Oleh Marolop Simatupang
Orang Kristen adalah umat yang terpisah dari dunia kegelapan dan berada dalam kerajaan
Anak-Nya. Terpisah bukan berarti mengisolasikan diri dari dunia sosial dan masyarakat. Namun dalam cara hidup karakter yang berdasarkan firman Allah. Orang Kristen harus terlibat aktif dalam sosial masyarakat.
Dalam setiap sendi kehidupan sosial masyarakat, rumah tangga dan bisnis diperlukan komunikasi yang baik. Komunikasi yang baik dalam kehidupan sehari-hari dengan sesama dan dalam organisasi seperti sel darah merah yang mengalir di dalam pembuluh darah kita, yang membuat kita tetap hidup. Jika aliran darah bermasalah, maka tentu kesehatan kita akan terganggu. Demikan pun dalam komunikasi verbal kita sehari-hari.

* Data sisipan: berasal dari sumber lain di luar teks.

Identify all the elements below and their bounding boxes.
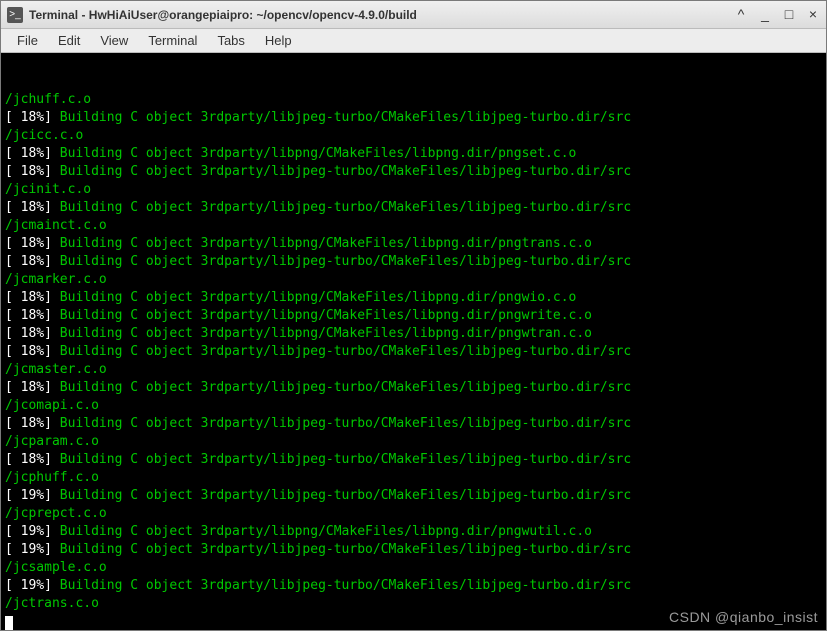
menu-tabs[interactable]: Tabs (207, 30, 254, 51)
titlebar[interactable]: >_ Terminal - HwHiAiUser@orangepiaipro: … (1, 1, 826, 29)
output-line: /jcmaster.c.o (5, 361, 822, 379)
output-line: [ 19%] Building C object 3rdparty/libpng… (5, 523, 822, 541)
output-line: /jchuff.c.o (5, 91, 822, 109)
rollup-button[interactable]: ^ (734, 8, 748, 22)
terminal-output[interactable]: /jchuff.c.o[ 18%] Building C object 3rdp… (1, 53, 826, 630)
output-line: /jcphuff.c.o (5, 469, 822, 487)
output-line: [ 18%] Building C object 3rdparty/libpng… (5, 289, 822, 307)
menu-edit[interactable]: Edit (48, 30, 90, 51)
output-line: [ 18%] Building C object 3rdparty/libpng… (5, 307, 822, 325)
output-line: /jcsample.c.o (5, 559, 822, 577)
output-line: [ 19%] Building C object 3rdparty/libjpe… (5, 541, 822, 559)
output-line: [ 18%] Building C object 3rdparty/libjpe… (5, 199, 822, 217)
output-line: [ 18%] Building C object 3rdparty/libjpe… (5, 451, 822, 469)
terminal-icon: >_ (7, 7, 23, 23)
output-line: [ 18%] Building C object 3rdparty/libpng… (5, 325, 822, 343)
output-line: [ 19%] Building C object 3rdparty/libjpe… (5, 487, 822, 505)
menu-terminal[interactable]: Terminal (138, 30, 207, 51)
output-line: [ 18%] Building C object 3rdparty/libjpe… (5, 343, 822, 361)
output-line: /jcinit.c.o (5, 181, 822, 199)
window-title: Terminal - HwHiAiUser@orangepiaipro: ~/o… (29, 8, 734, 22)
minimize-button[interactable]: _ (758, 8, 772, 22)
output-line: /jcmarker.c.o (5, 271, 822, 289)
output-line: [ 18%] Building C object 3rdparty/libjpe… (5, 109, 822, 127)
menu-help[interactable]: Help (255, 30, 302, 51)
output-line: /jcparam.c.o (5, 433, 822, 451)
window-buttons: ^ _ □ × (734, 8, 820, 22)
output-line: /jcomapi.c.o (5, 397, 822, 415)
output-line: /jcicc.c.o (5, 127, 822, 145)
output-line: /jcmainct.c.o (5, 217, 822, 235)
menubar: File Edit View Terminal Tabs Help (1, 29, 826, 53)
maximize-button[interactable]: □ (782, 8, 796, 22)
output-line: [ 18%] Building C object 3rdparty/libjpe… (5, 379, 822, 397)
close-button[interactable]: × (806, 8, 820, 22)
output-line: [ 18%] Building C object 3rdparty/libpng… (5, 235, 822, 253)
terminal-window: >_ Terminal - HwHiAiUser@orangepiaipro: … (0, 0, 827, 631)
output-line: [ 19%] Building C object 3rdparty/libjpe… (5, 577, 822, 595)
output-line: [ 18%] Building C object 3rdparty/libjpe… (5, 163, 822, 181)
menu-file[interactable]: File (7, 30, 48, 51)
cursor (5, 616, 13, 630)
watermark: CSDN @qianbo_insist (669, 608, 818, 626)
output-line: /jcprepct.c.o (5, 505, 822, 523)
output-line: [ 18%] Building C object 3rdparty/libjpe… (5, 253, 822, 271)
menu-view[interactable]: View (90, 30, 138, 51)
output-line: [ 18%] Building C object 3rdparty/libjpe… (5, 415, 822, 433)
output-line: [ 18%] Building C object 3rdparty/libpng… (5, 145, 822, 163)
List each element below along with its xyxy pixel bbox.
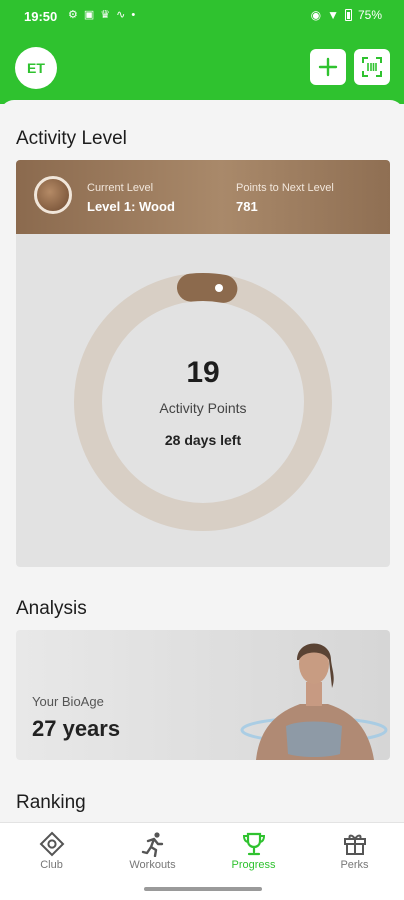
activity-points-label: Activity Points bbox=[159, 400, 247, 416]
gift-icon bbox=[343, 834, 366, 855]
home-indicator[interactable] bbox=[144, 887, 262, 891]
wood-badge-icon bbox=[34, 176, 72, 214]
main-content[interactable]: Activity Level Current Level Level 1: Wo… bbox=[0, 100, 404, 822]
app-bar: ET bbox=[0, 32, 404, 104]
person-illustration bbox=[240, 643, 388, 760]
status-bar: 19:50 ⚙▣♛∿• ◉ ▼ 75% bbox=[0, 0, 404, 32]
nav-progress-label: Progress bbox=[231, 859, 276, 871]
days-left: 28 days left bbox=[164, 432, 242, 448]
trophy-icon bbox=[242, 832, 265, 856]
bottom-nav: Club Workouts Progress Perks bbox=[0, 822, 404, 900]
wifi-icon: ▼ bbox=[327, 8, 339, 22]
notification-icons: ⚙▣♛∿• bbox=[68, 9, 142, 21]
bioage-label: Your BioAge bbox=[32, 694, 104, 709]
target-icon bbox=[39, 831, 64, 857]
bioage-value: 27 years bbox=[32, 716, 121, 741]
level-header: Current Level Level 1: Wood Points to Ne… bbox=[16, 160, 390, 234]
running-icon bbox=[141, 832, 163, 857]
scan-icon bbox=[362, 57, 382, 77]
status-time: 19:50 bbox=[24, 9, 58, 24]
eye-icon: ◉ bbox=[310, 8, 322, 22]
battery-percent: 75% bbox=[357, 8, 382, 22]
ranking-title: Ranking bbox=[16, 792, 86, 813]
bioage-card[interactable]: Your BioAge 27 years bbox=[16, 630, 390, 760]
nav-progress[interactable]: Progress bbox=[203, 831, 304, 871]
battery-icon bbox=[344, 9, 352, 21]
current-level-label: Current Level bbox=[87, 182, 154, 194]
nav-workouts[interactable]: Workouts bbox=[102, 831, 203, 871]
nav-workouts-label: Workouts bbox=[129, 859, 176, 871]
nav-perks[interactable]: Perks bbox=[304, 831, 404, 871]
points-next-value: 781 bbox=[236, 199, 258, 214]
current-level-value: Level 1: Wood bbox=[87, 199, 175, 214]
add-button[interactable] bbox=[310, 49, 346, 85]
status-right: ◉ ▼ 75% bbox=[311, 8, 382, 22]
scan-button[interactable] bbox=[354, 49, 390, 85]
activity-level-card[interactable]: Current Level Level 1: Wood Points to Ne… bbox=[16, 160, 390, 567]
ring-marker bbox=[215, 284, 223, 292]
activity-title: Activity Level bbox=[16, 128, 127, 149]
plus-icon bbox=[318, 57, 338, 77]
avatar[interactable]: ET bbox=[15, 47, 57, 89]
nav-perks-label: Perks bbox=[340, 859, 369, 871]
nav-club-label: Club bbox=[40, 859, 63, 871]
nav-club[interactable]: Club bbox=[1, 831, 102, 871]
activity-points-value: 19 bbox=[186, 356, 220, 389]
points-next-label: Points to Next Level bbox=[236, 182, 334, 194]
analysis-title: Analysis bbox=[16, 598, 87, 619]
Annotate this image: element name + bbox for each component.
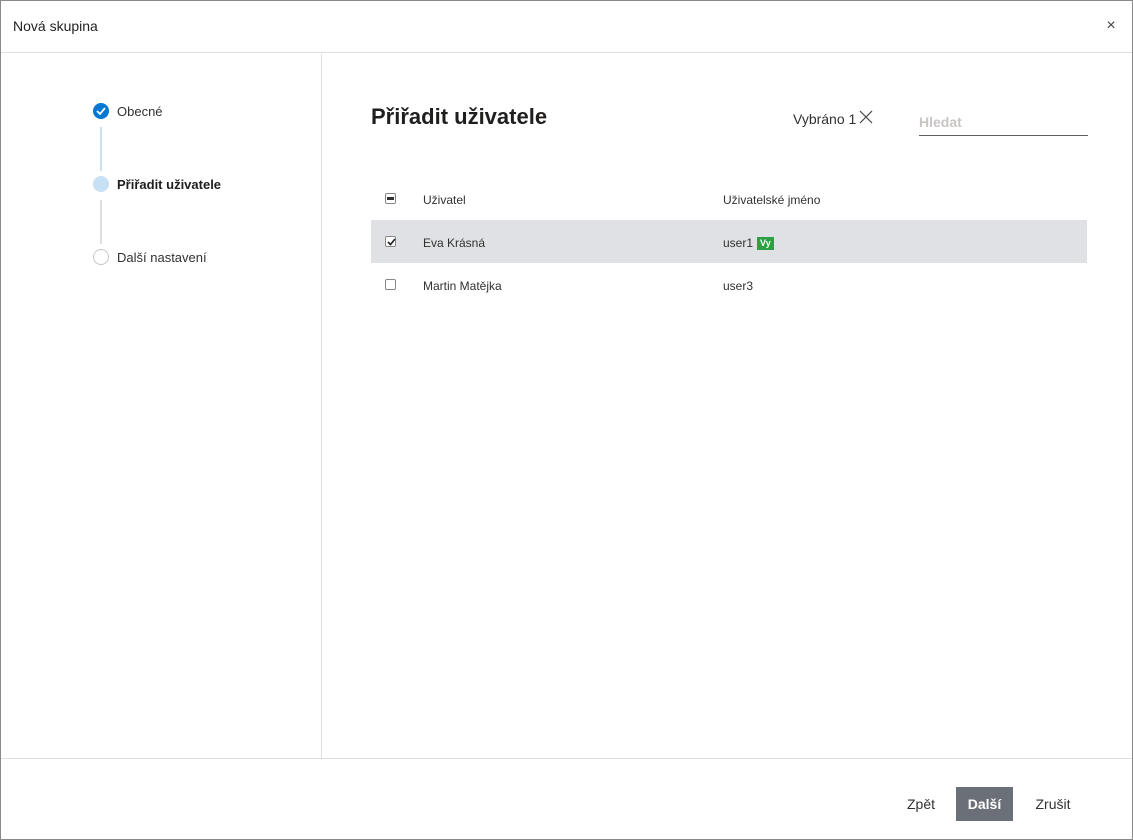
users-table: Uživatel Uživatelské jméno Eva Krásná us… (371, 176, 1087, 306)
close-icon[interactable]: × (1102, 15, 1120, 37)
step-label: Přiřadit uživatele (117, 177, 222, 192)
username-text: user1 (723, 236, 754, 250)
dialog-footer: Zpět Další Zrušit (1, 758, 1132, 839)
selected-count: Vybráno 1 (793, 111, 857, 127)
username-cell: user1 Vy (723, 236, 774, 250)
step-label: Obecné (117, 104, 163, 119)
new-group-dialog: Nová skupina × Obecné Přiřadit uživatele… (0, 0, 1133, 840)
row-checkbox[interactable] (385, 279, 396, 290)
select-all-checkbox[interactable] (385, 193, 396, 204)
row-checkbox[interactable] (385, 236, 396, 247)
back-button[interactable]: Zpět (897, 787, 945, 821)
wizard-steps: Obecné Přiřadit uživatele Další nastaven… (1, 54, 322, 758)
user-name-cell: Martin Matějka (423, 279, 502, 293)
column-header-username[interactable]: Uživatelské jméno (723, 193, 820, 207)
step-label: Další nastavení (117, 250, 207, 265)
page-title: Přiřadit uživatele (371, 104, 548, 129)
step-connector (100, 127, 102, 171)
dialog-title: Nová skupina (13, 18, 98, 34)
column-header-user[interactable]: Uživatel (423, 193, 466, 207)
main-panel: Přiřadit uživatele Vybráno 1 Uživatel Už… (323, 54, 1133, 758)
dialog-titlebar: Nová skupina × (1, 1, 1132, 53)
you-badge: Vy (757, 237, 774, 250)
table-row[interactable]: Eva Krásná user1 Vy (371, 220, 1087, 263)
user-name-cell: Eva Krásná (423, 236, 486, 250)
pending-step-icon (93, 249, 109, 265)
table-header: Uživatel Uživatelské jméno (371, 176, 1087, 220)
next-button[interactable]: Další (956, 787, 1013, 821)
step-connector (100, 200, 102, 244)
cancel-button[interactable]: Zrušit (1025, 787, 1081, 821)
checkmark-icon (93, 103, 109, 119)
username-cell: user3 (723, 279, 754, 293)
table-row[interactable]: Martin Matějka user3 (371, 263, 1087, 306)
current-step-icon (93, 176, 109, 192)
search-input[interactable] (919, 108, 1088, 136)
clear-selection-icon[interactable] (859, 110, 875, 126)
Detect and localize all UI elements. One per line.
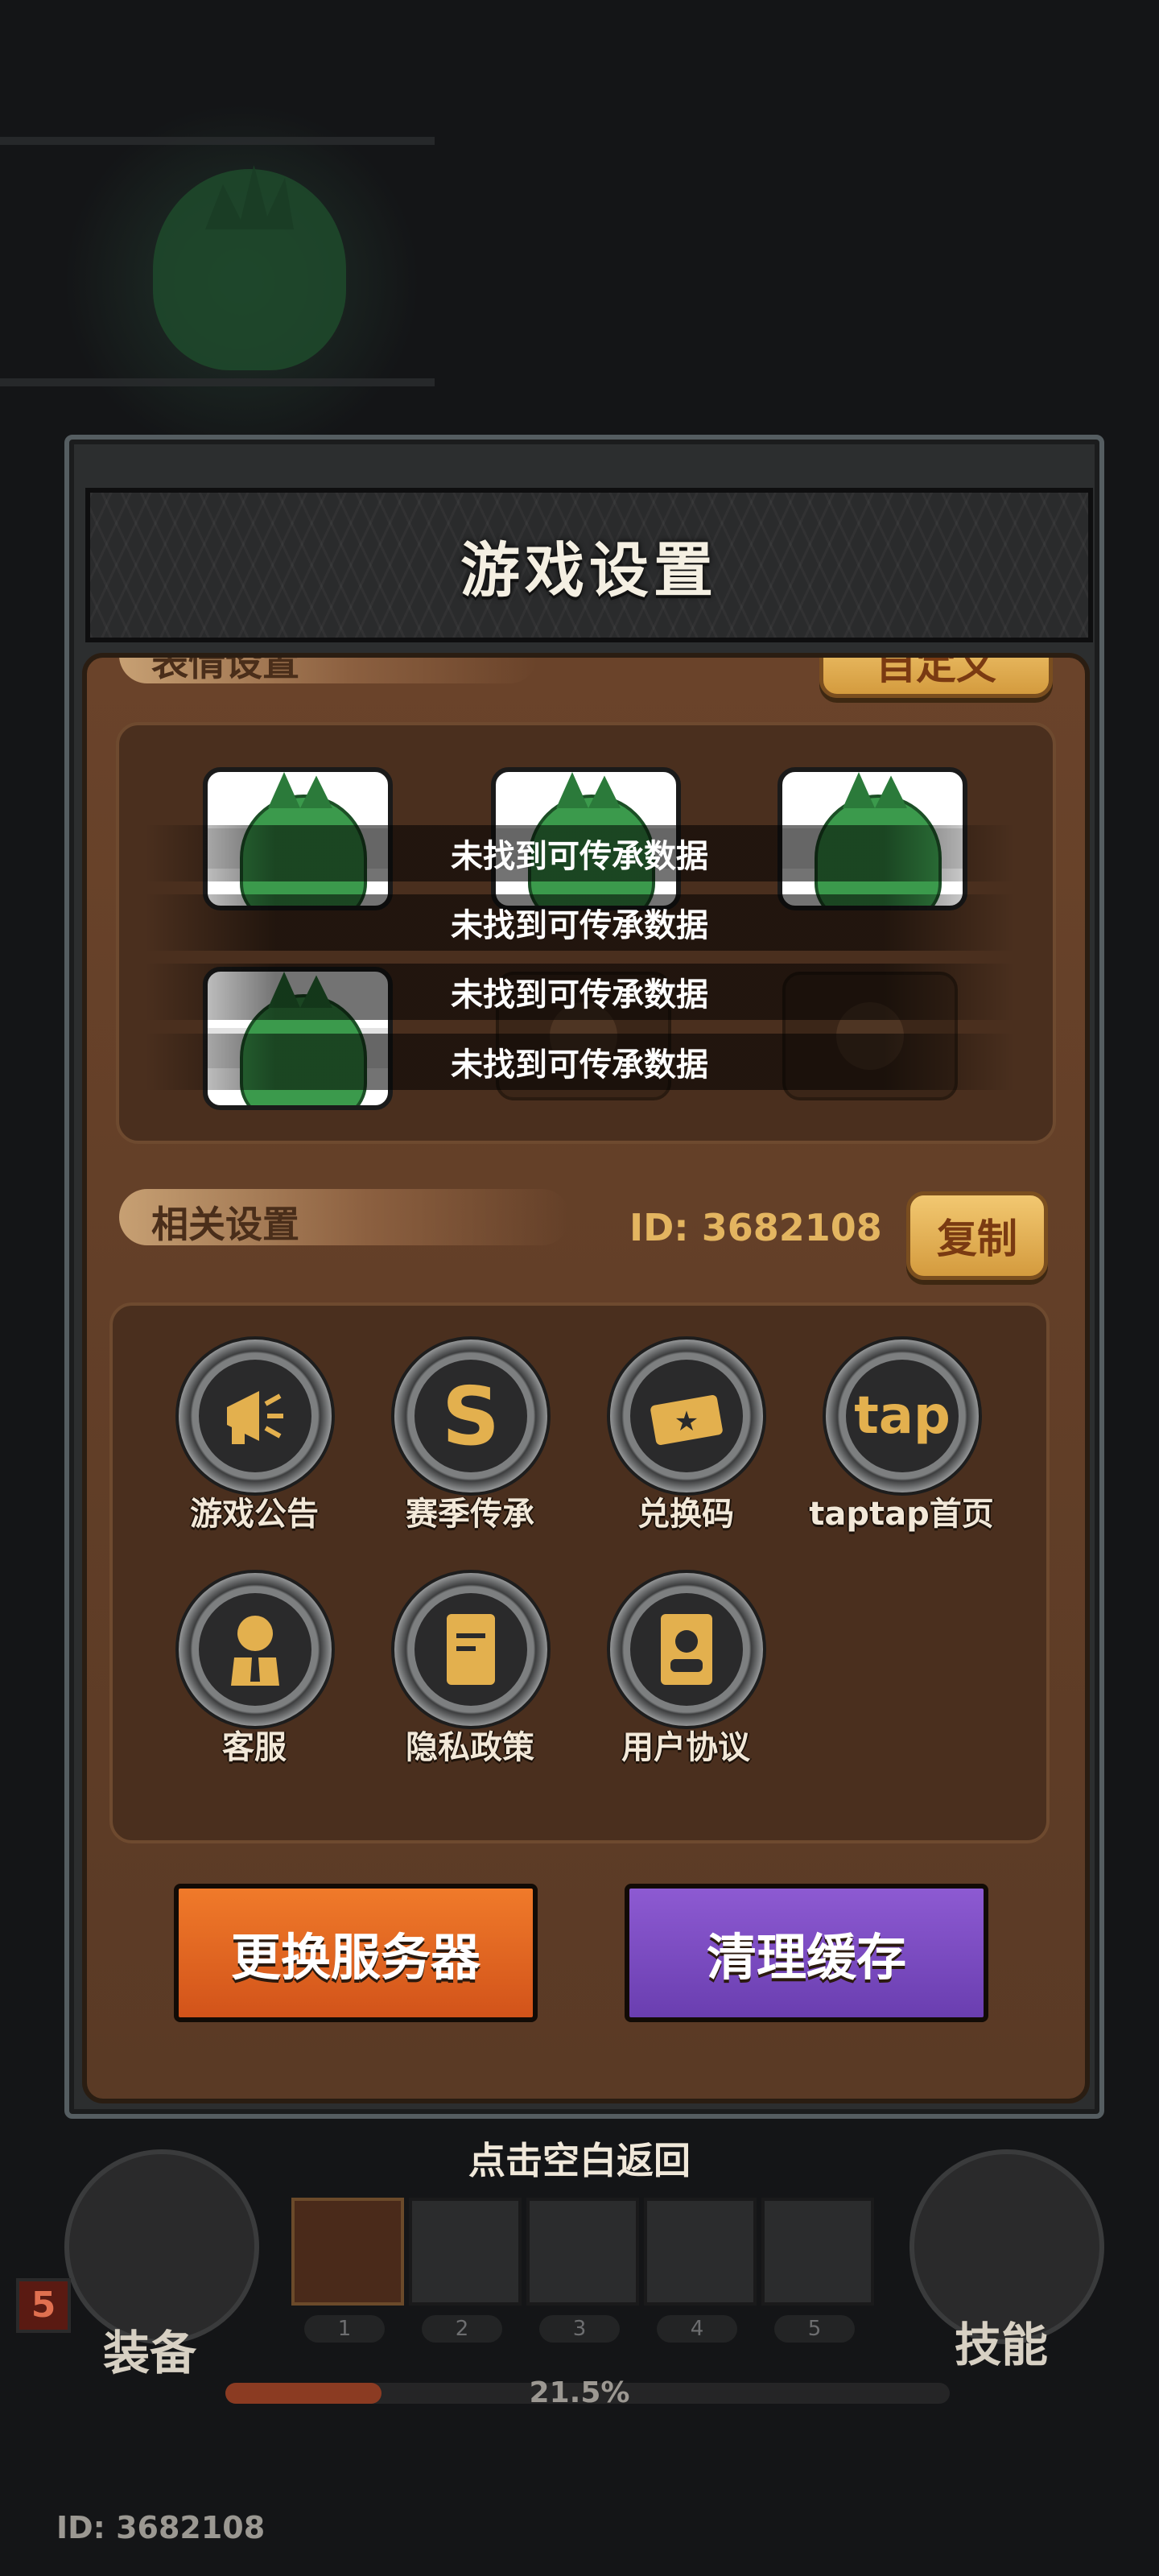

Maka sepantasnya orang Kristen harus memahami metode komunikasi yang baik. Hal ini bermanfaat bagi orang lain dan diri sendiri. Dalam teori komunikasi dikatakan semakin banyak kita bertanya dan mendengarkan, semakin banyak pula kita didengarkan. Dan semakin banyak kita bicara (saja) semakin sedikit kita didengarkan. Komunikasi adalah keterampilan penting dalam hidup. Apa saja yang perlu kita perhatikan dalam berkomunikasi dengan orang lain?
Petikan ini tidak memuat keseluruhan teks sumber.